Naukowcy oceniają, że brytyjska odmiana koronawirusa – określana VUI-202012/01 – rozprzestrzenia się do 70 proc. szybciej niż dotychczasowa, choć na razie nie ma dowodów, by powodowała ostrzejszy przebieg choroby. W związku z tym, że liczba zgonów na koronawirusa jest pochodną liczby zakażeń, samo szybsze rozprzestrzenianie się wirusa zapewne będzie prowadzić do rosnącej liczby zmarłych. Nie wszyscy uważają, że nowa mutacja jest powodem do niepokoju. Ostrożnie do nowych doniesień podchodzi niemiecki wirusolog – Christian Drosten.

Brytyjski ekspert o nowym szczepie koronawirusa. Nie ma dobrych wiadomości

Brytyjski ekspert prof. Andrew Hayward członek doradzającej brytyjskiemu rządowi grupy naukowej ds. wirusów NERVTAG nie ma dobrych wiadomości w związku z nowym szczepem koronawirusa. – Przykro mi to mówić, ale wszyscy powinniśmy być bardzo zaniepokojeni nowym szczepem. To naprawdę straszna wiadomość, jeśli chodzi o pandemię. Jeśli szczepionka jest najlepszą wiadomością, tak to jest najgorszą wiadomością, a my naprawdę, naprawdę musimy docisnąć luki, aby powstrzymać przedostawanie się tego szczepu w czasie, gdy będziemy szczepić tak wiele osób jak to możliwe – mówił profesor Andrew Hayward w rozmowie ze stacją Sky News. Podkreślił też, że należy ograniczyć kontakty, aby zapobiec bardzo wielu zgonom.

Nowy szczep wirusa jest o wiele bardziej zakaźny

Naukowiec wyjaśnił, że „trudno jest zawyżyć” wpływ nowego szczepu, który jest o 70 proc. bardziej zakaźny, przypominając, że liczba zgonów z powodu Covid-19 jest związana z tym, jak bardzo wirus jest zakaźny i jak wiele jest kontaktów społecznych. – Jeśli mamy zamiar zapobiec bardzo wielu zgonom, będziemy musieli jeszcze bardziej ograniczyć kontakty – dodał Andrew Hayward.

Drugi lockdown w Wielkiej Brytanii nie przyniósł efektów?

Naukowiec wskazał, że drugi lockdown nie zdołał zmniejszyć liczby przypadków na niektórych obszarach. – To pokazuje, że mimo iż mieliśmy stosunkowo silne środki, które wystarczyły do stłumienia poprzedniego wirusa, nie wystarczyły one do stłumienia tego.

Według prof. Andrew Haywarda obszary o niższym poziomie zakażeń są prawdopodobnie trzy tygodnie za tymi o najwyższym poziomie, co oznacza, że wkrótce więcej miejsc może stanąć w obliczu ostrzejszych ograniczeń.

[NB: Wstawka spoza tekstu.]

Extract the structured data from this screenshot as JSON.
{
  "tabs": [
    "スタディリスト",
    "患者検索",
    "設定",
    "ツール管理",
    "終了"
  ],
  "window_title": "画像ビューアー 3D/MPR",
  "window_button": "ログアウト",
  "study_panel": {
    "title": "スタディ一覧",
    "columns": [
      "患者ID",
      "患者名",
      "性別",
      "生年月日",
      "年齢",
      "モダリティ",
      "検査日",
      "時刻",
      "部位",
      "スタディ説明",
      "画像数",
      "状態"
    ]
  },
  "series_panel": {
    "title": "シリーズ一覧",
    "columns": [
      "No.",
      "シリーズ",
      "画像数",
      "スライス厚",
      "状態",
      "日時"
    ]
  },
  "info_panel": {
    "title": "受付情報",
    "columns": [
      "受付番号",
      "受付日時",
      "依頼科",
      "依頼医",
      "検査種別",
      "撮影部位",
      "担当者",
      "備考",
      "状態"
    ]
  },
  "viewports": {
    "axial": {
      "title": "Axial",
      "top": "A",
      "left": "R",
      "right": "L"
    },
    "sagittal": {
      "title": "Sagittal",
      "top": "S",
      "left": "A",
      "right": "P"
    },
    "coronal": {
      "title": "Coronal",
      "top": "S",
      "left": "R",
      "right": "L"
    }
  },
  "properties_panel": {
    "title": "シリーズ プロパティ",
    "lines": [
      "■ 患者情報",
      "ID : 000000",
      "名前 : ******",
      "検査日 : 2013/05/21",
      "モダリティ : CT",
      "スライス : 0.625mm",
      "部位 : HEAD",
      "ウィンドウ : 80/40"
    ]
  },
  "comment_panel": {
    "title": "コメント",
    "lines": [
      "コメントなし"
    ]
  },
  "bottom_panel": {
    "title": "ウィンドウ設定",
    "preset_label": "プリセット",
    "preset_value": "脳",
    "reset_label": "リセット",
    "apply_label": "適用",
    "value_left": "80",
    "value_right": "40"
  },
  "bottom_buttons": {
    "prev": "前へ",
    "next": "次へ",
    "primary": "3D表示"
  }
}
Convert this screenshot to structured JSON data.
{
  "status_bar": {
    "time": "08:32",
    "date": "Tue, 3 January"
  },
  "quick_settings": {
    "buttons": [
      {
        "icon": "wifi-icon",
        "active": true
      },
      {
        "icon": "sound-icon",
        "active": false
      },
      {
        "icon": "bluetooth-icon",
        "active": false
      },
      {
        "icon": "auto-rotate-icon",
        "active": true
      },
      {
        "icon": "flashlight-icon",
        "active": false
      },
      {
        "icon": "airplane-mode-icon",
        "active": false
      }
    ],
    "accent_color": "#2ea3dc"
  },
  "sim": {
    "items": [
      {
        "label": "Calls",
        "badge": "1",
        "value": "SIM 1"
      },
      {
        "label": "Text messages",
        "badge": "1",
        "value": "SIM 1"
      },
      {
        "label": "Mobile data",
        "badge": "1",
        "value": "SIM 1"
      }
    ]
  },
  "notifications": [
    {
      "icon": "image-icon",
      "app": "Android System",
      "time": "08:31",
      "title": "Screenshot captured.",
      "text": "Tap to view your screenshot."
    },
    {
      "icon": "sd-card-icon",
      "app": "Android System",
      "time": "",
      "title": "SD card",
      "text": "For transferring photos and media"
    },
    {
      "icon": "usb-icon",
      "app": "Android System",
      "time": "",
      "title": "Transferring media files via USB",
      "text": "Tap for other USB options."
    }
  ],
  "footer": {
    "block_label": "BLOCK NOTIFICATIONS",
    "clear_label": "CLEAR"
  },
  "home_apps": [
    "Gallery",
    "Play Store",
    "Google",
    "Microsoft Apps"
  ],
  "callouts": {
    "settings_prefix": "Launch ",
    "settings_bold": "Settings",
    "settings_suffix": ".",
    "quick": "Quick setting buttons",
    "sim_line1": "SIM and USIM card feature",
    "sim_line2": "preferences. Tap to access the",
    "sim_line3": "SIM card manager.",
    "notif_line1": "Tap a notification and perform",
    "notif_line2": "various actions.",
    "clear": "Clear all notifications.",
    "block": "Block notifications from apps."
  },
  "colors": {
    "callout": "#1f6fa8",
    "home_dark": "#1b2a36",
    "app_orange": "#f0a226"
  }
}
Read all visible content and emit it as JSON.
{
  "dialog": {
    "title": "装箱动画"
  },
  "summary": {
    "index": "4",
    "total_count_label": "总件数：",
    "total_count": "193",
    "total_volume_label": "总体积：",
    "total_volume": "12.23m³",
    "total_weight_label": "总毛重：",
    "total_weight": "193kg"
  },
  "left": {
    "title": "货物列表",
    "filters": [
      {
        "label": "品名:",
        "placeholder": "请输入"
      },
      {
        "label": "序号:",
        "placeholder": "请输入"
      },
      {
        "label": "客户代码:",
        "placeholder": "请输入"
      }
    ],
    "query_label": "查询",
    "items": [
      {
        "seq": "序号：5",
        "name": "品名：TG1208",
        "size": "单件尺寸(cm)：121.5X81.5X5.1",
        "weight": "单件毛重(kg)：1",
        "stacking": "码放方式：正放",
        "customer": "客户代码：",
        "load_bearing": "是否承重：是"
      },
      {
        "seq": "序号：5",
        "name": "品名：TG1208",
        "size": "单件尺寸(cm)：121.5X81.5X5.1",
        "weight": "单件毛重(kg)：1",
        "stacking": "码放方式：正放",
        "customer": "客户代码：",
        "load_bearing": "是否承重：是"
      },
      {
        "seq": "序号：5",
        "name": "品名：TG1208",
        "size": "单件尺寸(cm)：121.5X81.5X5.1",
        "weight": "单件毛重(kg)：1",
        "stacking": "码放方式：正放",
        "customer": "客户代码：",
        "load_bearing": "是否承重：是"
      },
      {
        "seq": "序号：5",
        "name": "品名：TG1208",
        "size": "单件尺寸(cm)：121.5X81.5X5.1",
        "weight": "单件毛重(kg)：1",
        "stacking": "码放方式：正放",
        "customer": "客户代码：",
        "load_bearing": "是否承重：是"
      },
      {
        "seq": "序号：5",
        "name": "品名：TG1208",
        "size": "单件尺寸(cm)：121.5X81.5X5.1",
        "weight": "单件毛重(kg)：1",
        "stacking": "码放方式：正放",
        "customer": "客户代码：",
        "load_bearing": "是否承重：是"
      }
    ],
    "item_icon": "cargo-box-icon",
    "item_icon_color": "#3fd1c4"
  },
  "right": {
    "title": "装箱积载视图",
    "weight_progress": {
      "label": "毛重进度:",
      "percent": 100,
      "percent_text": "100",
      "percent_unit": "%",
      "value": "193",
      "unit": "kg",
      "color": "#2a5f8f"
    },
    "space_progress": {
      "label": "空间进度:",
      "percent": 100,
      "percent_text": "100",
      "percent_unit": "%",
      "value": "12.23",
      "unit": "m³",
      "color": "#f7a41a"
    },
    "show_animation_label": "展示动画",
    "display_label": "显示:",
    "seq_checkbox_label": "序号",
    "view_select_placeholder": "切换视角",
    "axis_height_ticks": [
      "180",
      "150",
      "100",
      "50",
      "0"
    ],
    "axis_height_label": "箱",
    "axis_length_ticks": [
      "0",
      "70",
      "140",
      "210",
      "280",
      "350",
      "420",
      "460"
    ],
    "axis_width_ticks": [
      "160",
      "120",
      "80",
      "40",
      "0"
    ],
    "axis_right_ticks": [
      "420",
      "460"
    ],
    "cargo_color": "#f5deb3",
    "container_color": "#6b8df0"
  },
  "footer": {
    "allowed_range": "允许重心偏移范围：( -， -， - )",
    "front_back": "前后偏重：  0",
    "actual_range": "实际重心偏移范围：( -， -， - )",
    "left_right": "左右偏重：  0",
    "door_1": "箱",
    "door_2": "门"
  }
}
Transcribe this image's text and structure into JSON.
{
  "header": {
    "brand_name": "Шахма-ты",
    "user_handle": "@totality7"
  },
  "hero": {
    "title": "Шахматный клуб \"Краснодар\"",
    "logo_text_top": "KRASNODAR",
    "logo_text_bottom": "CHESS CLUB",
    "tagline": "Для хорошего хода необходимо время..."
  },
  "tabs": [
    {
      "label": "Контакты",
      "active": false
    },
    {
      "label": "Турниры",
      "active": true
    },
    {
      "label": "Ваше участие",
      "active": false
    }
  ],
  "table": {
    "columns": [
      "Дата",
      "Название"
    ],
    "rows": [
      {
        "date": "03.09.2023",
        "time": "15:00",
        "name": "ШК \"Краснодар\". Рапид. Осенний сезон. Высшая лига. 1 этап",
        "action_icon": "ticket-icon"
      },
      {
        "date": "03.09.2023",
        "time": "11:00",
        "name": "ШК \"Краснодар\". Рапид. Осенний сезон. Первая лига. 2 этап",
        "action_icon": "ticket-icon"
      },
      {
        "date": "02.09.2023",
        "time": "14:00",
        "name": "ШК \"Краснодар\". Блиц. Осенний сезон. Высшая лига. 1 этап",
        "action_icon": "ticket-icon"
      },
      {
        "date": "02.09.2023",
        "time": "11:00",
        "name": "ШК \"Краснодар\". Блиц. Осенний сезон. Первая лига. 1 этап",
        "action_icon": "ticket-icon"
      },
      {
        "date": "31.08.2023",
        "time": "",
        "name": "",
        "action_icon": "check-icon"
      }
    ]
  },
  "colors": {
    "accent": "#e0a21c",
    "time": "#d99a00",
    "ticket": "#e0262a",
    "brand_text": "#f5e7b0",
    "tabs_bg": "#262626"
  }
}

Tłumacząc, jak NERVTAG odkrył nowy szczep, Hayward powiedział, że istnieją dowody na to, że w wymazach pobieranych u ludzi zakażonych nowym szczepem VUI-202012/01 jest wyższy poziom wirusa.

Nowy wariant koronawirusa ma niezwykle dużą liczbę mutacji

– Nowy wariant koronawirusa, który szybko rozprzestrzenia się w południowo-wschodniej Anglii, ma niezwykłą dużą liczbę mutacji – poinformowała w poniedziałek brytyjska wirusolog Wendy Barclay, szefowa wydziału chorób zakaźnych w Imperial College London w wywiadzie dla BBC.

– Zwykle widzimy wirusy różniące się od siebie jedną lub dwiema zmianami, ale ten ma 22 jednocześnie. To natychmiastowo jest czymś w rodzaju dzwonka alarmowego. Ale biologicznie jest to możliwe, że wirus mógł zmienić sposób, w jaki się zachowuje z powodu tych mutacji – powiedziała prof. Barclay. Jak dodała, teraz ważne jest, aby zrozumieć, czy szczepionki są nadal skuteczne przeciwko nowemu wariantowi.

Niemiecki wirusolog: nie martwię się tak bardzo

Wirusolog z berlińskiej kliniki Charite Christian Drosten ostrzega przed stosowaniem taktyki zastraszania w związku z pojawieniem się nowej mutacji koronawirusa. Uważa przy tym, że ta odmiana SARS-CoV-2 już jest w Niemczech.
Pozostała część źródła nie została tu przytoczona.